I personaggi dei tuoi libri hanno problemi mentali, disturbi psicologici, nevrosi. È il tuo passato da psicologo a condizionarti o c'è qualche motivo nascosto?
"E' una specie di imprinting, non so bene. Ho studiato psicologia e lavorato 3 anni in questo campo. E poi ho scritto anche 3 libri dove c'è sempre almeno un personaggio con problemi di questo tipo. Mi interessa questa sensazione di panico che ti prende quando ti accorgi che è davvero un miracolo che ci sia gente sana, che riusciamo a essere sani e equilibrati per la maggior parte del tempo. Quando davvero, se uno pensa a chi è, cosa fa, da dove viene, non ci sarebbe proprio motivo per essere sani ed equilibrati, no?"
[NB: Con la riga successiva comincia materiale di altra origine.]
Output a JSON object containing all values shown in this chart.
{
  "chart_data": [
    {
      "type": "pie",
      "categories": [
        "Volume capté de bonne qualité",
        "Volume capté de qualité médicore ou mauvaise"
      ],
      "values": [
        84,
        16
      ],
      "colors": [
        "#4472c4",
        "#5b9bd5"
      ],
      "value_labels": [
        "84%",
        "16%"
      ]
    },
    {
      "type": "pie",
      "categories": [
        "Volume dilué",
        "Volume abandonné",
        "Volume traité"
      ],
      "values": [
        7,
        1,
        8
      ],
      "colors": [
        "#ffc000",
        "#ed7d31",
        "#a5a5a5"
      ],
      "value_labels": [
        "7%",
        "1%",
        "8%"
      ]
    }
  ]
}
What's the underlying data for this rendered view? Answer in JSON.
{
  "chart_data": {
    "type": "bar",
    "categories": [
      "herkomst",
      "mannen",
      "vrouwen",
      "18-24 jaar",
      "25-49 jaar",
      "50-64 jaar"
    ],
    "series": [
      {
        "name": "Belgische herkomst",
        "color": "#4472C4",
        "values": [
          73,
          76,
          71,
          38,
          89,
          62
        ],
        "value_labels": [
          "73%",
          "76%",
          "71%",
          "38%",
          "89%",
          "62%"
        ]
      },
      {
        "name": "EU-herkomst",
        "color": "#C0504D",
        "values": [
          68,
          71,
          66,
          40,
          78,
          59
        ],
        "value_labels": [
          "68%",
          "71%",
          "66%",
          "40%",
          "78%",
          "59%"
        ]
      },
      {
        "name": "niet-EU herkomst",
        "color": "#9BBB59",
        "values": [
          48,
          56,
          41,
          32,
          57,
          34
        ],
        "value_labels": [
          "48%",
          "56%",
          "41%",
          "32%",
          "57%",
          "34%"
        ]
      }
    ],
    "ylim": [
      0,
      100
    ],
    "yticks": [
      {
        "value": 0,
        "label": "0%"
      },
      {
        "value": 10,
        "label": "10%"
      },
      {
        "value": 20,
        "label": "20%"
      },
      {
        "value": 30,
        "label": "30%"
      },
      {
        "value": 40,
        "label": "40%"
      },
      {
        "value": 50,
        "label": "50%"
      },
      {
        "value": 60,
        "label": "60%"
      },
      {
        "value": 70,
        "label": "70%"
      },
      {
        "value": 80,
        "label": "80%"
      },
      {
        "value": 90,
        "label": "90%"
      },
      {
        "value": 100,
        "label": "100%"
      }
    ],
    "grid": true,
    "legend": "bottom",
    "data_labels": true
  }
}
Negli ultimi due anni hai viaggiato per il mondo, come mai questa scelta? Sei andato alla ricerca di stimoli che in Italia non trovavi?
"All'inizio volevo viaggiare, cercare stimoli, discorsi diversi, conoscere cose nuove. Ma da qualche mese mi sento più un emigrato. Ho scelto e sceglierò posti che costano meno dell'Italia per continuare a scrivere ogni giorno, e mantenere una qualità della vita decente. Se vivi sulla soglia della povertà qui a Roma (o in altre città come questa), fai davvero una vita da emarginato, con mille pressioni sociali che alla fine ti spezzano, ti ci fanno credere che sei un fallito, e non riesci a concludere nulla, a lottare per le tue cose, a sentirti bene. Ma ci sono posti dove non è così. Vengo, ad esempio, da Granada in Spagna. Qui se vivi al minimo con i soldi, hai la possibilità di sentirti al centro della città, di conoscere moltissima gente, di fare cose, e nessuno ti toglie la tua birretta a 1,5 euro con tapas se esci la sera. Come dire, sei in una posizione medio-alta della piramide sociale. E non ti saprei neanche spiegare bene il perché".
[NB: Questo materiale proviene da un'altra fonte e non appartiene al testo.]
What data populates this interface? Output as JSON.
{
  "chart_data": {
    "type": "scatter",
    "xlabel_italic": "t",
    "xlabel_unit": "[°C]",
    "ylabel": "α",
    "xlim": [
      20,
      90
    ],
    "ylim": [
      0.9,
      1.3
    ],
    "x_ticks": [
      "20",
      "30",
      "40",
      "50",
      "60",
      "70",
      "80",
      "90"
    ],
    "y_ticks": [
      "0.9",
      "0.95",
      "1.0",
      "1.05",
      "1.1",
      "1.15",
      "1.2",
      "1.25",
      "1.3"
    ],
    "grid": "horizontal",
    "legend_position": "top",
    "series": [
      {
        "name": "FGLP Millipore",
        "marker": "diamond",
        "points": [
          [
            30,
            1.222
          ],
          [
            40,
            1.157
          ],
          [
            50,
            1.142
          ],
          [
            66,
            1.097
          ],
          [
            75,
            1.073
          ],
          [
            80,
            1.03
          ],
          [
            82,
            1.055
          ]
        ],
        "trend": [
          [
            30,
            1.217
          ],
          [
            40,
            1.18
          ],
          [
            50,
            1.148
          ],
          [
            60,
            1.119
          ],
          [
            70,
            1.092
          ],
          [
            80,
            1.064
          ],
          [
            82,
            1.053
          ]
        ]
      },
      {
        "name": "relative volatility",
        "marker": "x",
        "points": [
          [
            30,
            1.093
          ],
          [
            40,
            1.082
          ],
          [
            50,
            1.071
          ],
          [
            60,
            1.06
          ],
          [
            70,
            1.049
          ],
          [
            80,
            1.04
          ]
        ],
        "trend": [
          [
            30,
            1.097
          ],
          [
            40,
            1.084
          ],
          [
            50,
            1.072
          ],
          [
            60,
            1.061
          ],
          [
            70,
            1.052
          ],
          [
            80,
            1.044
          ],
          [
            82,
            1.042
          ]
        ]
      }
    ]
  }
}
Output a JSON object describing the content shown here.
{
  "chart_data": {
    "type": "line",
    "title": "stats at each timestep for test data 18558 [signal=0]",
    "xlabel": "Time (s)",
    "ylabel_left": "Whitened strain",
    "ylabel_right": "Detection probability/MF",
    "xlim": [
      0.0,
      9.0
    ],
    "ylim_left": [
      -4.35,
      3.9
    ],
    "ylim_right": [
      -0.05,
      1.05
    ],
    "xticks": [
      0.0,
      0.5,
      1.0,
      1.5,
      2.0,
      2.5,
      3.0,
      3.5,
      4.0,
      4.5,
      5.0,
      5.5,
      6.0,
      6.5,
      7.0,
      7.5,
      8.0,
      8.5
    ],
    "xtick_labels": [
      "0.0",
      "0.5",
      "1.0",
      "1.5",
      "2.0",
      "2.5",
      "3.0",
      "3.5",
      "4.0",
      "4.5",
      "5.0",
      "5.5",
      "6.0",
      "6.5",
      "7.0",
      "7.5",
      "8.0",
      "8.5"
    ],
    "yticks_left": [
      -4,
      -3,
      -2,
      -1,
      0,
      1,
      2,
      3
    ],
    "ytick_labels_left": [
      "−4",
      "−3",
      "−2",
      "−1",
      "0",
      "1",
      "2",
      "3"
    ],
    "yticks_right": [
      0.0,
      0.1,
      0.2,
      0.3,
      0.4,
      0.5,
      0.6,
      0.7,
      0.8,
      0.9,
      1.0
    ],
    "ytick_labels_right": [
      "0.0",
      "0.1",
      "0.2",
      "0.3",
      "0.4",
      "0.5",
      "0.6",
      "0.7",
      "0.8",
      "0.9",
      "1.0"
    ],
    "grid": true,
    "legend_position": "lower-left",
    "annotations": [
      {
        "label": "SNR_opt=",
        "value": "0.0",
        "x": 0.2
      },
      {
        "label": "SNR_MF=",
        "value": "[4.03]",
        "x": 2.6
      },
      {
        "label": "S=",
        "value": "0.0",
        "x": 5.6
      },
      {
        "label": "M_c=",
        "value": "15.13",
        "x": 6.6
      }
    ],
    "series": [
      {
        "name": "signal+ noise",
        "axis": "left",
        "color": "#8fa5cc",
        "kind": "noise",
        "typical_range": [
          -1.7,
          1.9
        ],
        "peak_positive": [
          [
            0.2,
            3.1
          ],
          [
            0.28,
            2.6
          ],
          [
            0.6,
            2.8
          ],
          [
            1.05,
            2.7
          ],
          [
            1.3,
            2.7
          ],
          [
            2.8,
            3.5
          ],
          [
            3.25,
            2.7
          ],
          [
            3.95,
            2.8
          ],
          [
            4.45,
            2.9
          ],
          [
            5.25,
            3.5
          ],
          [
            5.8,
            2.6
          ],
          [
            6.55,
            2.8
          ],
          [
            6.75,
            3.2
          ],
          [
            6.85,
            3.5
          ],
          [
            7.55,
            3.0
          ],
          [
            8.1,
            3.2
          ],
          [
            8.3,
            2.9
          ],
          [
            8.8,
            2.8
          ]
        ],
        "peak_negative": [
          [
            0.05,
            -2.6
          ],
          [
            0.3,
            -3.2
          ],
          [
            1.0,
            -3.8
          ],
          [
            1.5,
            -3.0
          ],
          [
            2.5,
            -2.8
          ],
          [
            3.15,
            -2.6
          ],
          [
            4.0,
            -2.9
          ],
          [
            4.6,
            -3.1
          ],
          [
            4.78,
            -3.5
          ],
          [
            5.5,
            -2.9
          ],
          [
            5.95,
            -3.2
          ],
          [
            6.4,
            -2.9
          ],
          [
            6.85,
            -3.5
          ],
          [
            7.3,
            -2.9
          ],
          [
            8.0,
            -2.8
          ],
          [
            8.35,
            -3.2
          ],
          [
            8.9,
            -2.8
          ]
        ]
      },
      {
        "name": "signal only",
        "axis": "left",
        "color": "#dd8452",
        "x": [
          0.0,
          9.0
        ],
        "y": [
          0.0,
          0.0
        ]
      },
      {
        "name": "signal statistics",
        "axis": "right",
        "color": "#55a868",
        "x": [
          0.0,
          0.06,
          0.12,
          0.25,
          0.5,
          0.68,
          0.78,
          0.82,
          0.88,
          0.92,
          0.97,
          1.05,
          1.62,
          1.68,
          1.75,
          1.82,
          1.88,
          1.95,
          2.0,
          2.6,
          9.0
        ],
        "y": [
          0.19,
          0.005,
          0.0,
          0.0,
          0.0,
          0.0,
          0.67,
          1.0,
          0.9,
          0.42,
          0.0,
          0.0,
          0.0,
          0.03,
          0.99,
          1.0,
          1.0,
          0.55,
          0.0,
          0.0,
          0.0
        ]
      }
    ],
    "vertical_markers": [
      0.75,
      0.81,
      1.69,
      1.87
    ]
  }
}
Prova a spiegarcelo: è un segreto delle politiche economiche o un'isola felice?
"Da quello che ho capito, in Spagna uscire la sera per chiacchierare con gli amici in un bar, è una specie di diritto dei cittadini. Non è un plus, tutti devono poterlo fare, anche i disoccupati. Per questo la vita notturna può costare molto poco. E' un po' come il cappuccino e cornetto da noi in Italia. Poi i servizi funzionano un po' meglio. E non hanno tutto il nostro 'fighettume' per i vestiti e le belle macchine. Sembra una nazione tarata più per la fascia medio bassa, rispetto all'Italia. Ma ovviamente altre cose funzionano peggio. C'è meno lavoro, stipendi bassi, il problema dei nazionalismi..."

Ci vuoi raccontare come finisce il romanzo?
"Si certo...come no! Dunque, Simon muore ucciso da un autista ubriaco che ascolta Laura Pausini a tutto volume (si saprà, ma proprio alla fine la fine, che era un suo compagno di banco alle elementari). Antonella, saputa la notizia, decide di fregarsene e apre un negozio di frutta e verdura".